До Масперо было всего несколько шагов. Это оказался книжный магазин на улице Сен–Северин, на входной двери которого было написано «La Joie de Lire»{84}.

Внутри его стены были оклеены — так же густо, как в Высшей медицинской школе, — листовками и сделанными по трафарету плакатами с изображениями кулаков, сжимающих ручные гранаты или розы. На почетном месте размещались, однако, три шелкографических портрета: Че Гевара, Мао Цзэдун и Хо Ши Мин.

Лик первого из трех революционеров, выполненный штриховкой, заполнявшей пространство между иссиня–черными кудрями, черным беретом, густыми черными бровями и еще более густой черной бородой, напоминал скорее увеличенное пятно Роршаха{85}, нежели человеческое лицо. У второго была лоснящаяся, загадочная внешность евнуха. Третье, скуластое, как у китайского мандарина, украшенное козлиной бородкой, относилось к тому забавному типу, которое, будучи перевернутым на 180°, превращается в другое, неправдоподобное лицо, напоминающее карикатуры Рекса Уистлера{86}.

«La Joie de Lire» использовалась постоянными посетителями в большей степени как библиотека, нежели книжный магазин. Множество зачитанных до дыр книг, разбросанных по столам или кое–как распиханных по книжным полкам из некрашеных досок, читали сейчас, прислонившись к стенам или усевшись на покрытом ковром полу, те же самые молодые люди, что шли в колоннах демонстрантов по улице часами двумя раньше. Даже продавец, наклонившись вместе со стулом так, что чуть не падал, и забросив ноги на прилавок, невозмутимо читал томик Розы Люксембург.

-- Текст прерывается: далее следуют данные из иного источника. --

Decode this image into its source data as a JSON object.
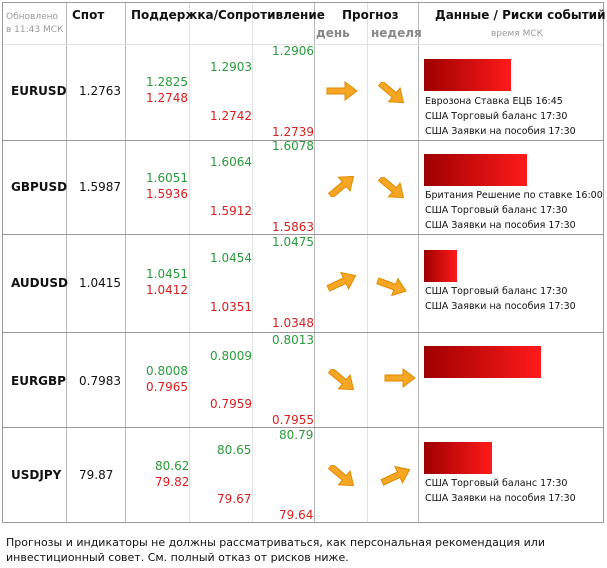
{
  "header": {
    "updated_label": "Обновлено",
    "updated_time": "в 11:43 МСК",
    "spot": "Спот",
    "support_resistance": "Поддержка/Сопротивление",
    "forecast": "Прогноз",
    "day": "день",
    "week": "неделя",
    "events": "Данные / Риски событий",
    "events_time": "время МСК"
  },
  "rows": [
    {
      "pair": "EURUSD",
      "spot": "1.2763",
      "s1_res": "1.2825",
      "s1_sup": "1.2748",
      "s2_res": "1.2903",
      "s2_sup": "1.2742",
      "s3_res": "1.2906",
      "s3_sup": "1.2739",
      "day_icon": "arrow-right-icon",
      "week_icon": "arrow-down-right-icon",
      "risk_level": 0.75,
      "events": [
        "Еврозона Ставка ЕЦБ 16:45",
        "США Торговый баланс 17:30",
        "США Заявки на пособия 17:30"
      ]
    },
    {
      "pair": "GBPUSD",
      "spot": "1.5987",
      "s1_res": "1.6051",
      "s1_sup": "1.5936",
      "s2_res": "1.6064",
      "s2_sup": "1.5912",
      "s3_res": "1.6078",
      "s3_sup": "1.5863",
      "day_icon": "arrow-up-right-icon",
      "week_icon": "arrow-down-right-icon",
      "risk_level": 0.9,
      "events": [
        "Британия Решение по ставке 16:00",
        "США Торговый баланс 17:30",
        "США Заявки на пособия 17:30"
      ]
    },
    {
      "pair": "AUDUSD",
      "spot": "1.0415",
      "s1_res": "1.0451",
      "s1_sup": "1.0412",
      "s2_res": "1.0454",
      "s2_sup": "1.0351",
      "s3_res": "1.0475",
      "s3_sup": "1.0348",
      "day_icon": "arrow-up-right-icon",
      "week_icon": "arrow-down-right-icon",
      "risk_level": 0.3,
      "events": [
        "США Торговый баланс 17:30",
        "США Заявки на пособия 17:30"
      ]
    },
    {
      "pair": "EURGBP",
      "spot": "0.7983",
      "s1_res": "0.8008",
      "s1_sup": "0.7965",
      "s2_res": "0.8009",
      "s2_sup": "0.7959",
      "s3_res": "0.8013",
      "s3_sup": "0.7955",
      "day_icon": "arrow-down-right-icon",
      "week_icon": "arrow-right-icon",
      "risk_level": 1.0,
      "events": []
    },
    {
      "pair": "USDJPY",
      "spot": "79.87",
      "s1_res": "80.62",
      "s1_sup": "79.82",
      "s2_res": "80.65",
      "s2_sup": "79.67",
      "s3_res": "80.79",
      "s3_sup": "79.64",
      "day_icon": "arrow-down-right-icon",
      "week_icon": "arrow-up-right-icon",
      "risk_level": 0.6,
      "events": [
        "США Торговый баланс 17:30",
        "США Заявки на пособия 17:30"
      ]
    }
  ],
  "footer": "Прогнозы и индикаторы не должны рассматриваться, как персональная рекомендация или инвестиционный совет. См. полный отказ от рисков ниже.",
  "colors": {
    "support": "#2a9a3a",
    "resistance": "#d62020",
    "arrow": "#f5a623",
    "bar_dark": "#9e0000",
    "bar_light": "#ff1a1a"
  }
}
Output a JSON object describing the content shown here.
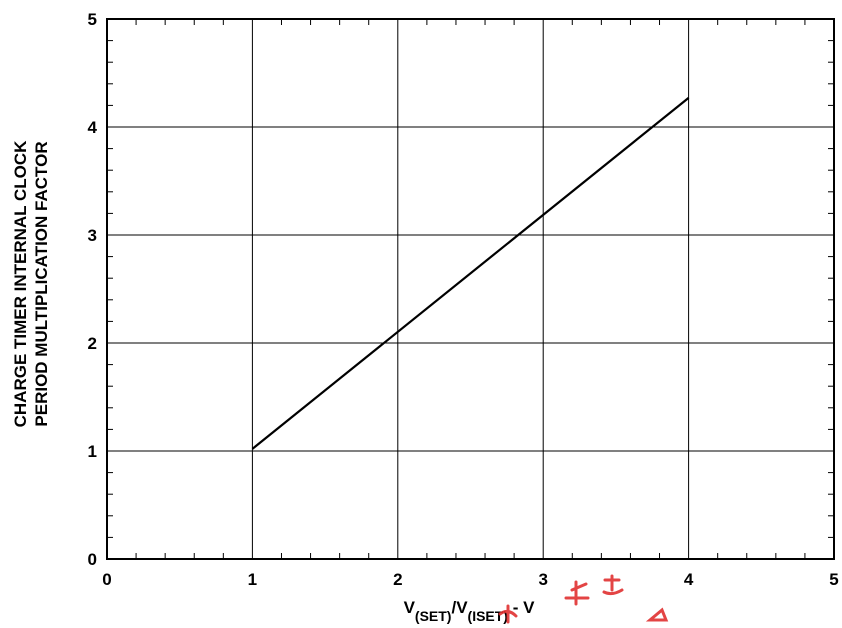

В углу сбились в кучку несколько латиноамериканских студентов. То, что они из Латинской Америки, легко было определить по тому залихватскому виду, с каким они носили свои береты а–ля Че Гевара, по их подбитым гвоздями сапогам с голенищами столь же замысловатыми, как морские узлы, и революционным очкам в круглой оправе, выуженным из бабушкиного сундука. Они курили тонкие сигары, которые косо свисали, мокрые и изжеванные, с их губ, издавая острый перечный аромат, и гасли после каждой затяжки, так что приходилось разжигать их снова и снова. Они все как один носили усы «под Сапату»{87}, похожие на те, что дети любят пририсовывать к лицам на афишах, и воображали себя политическими изгнанниками. Но, невзирая на все усилия, они смотрелись донельзя абсурдно в камуфляжных формах, которые они с удовольствием на себя надевали.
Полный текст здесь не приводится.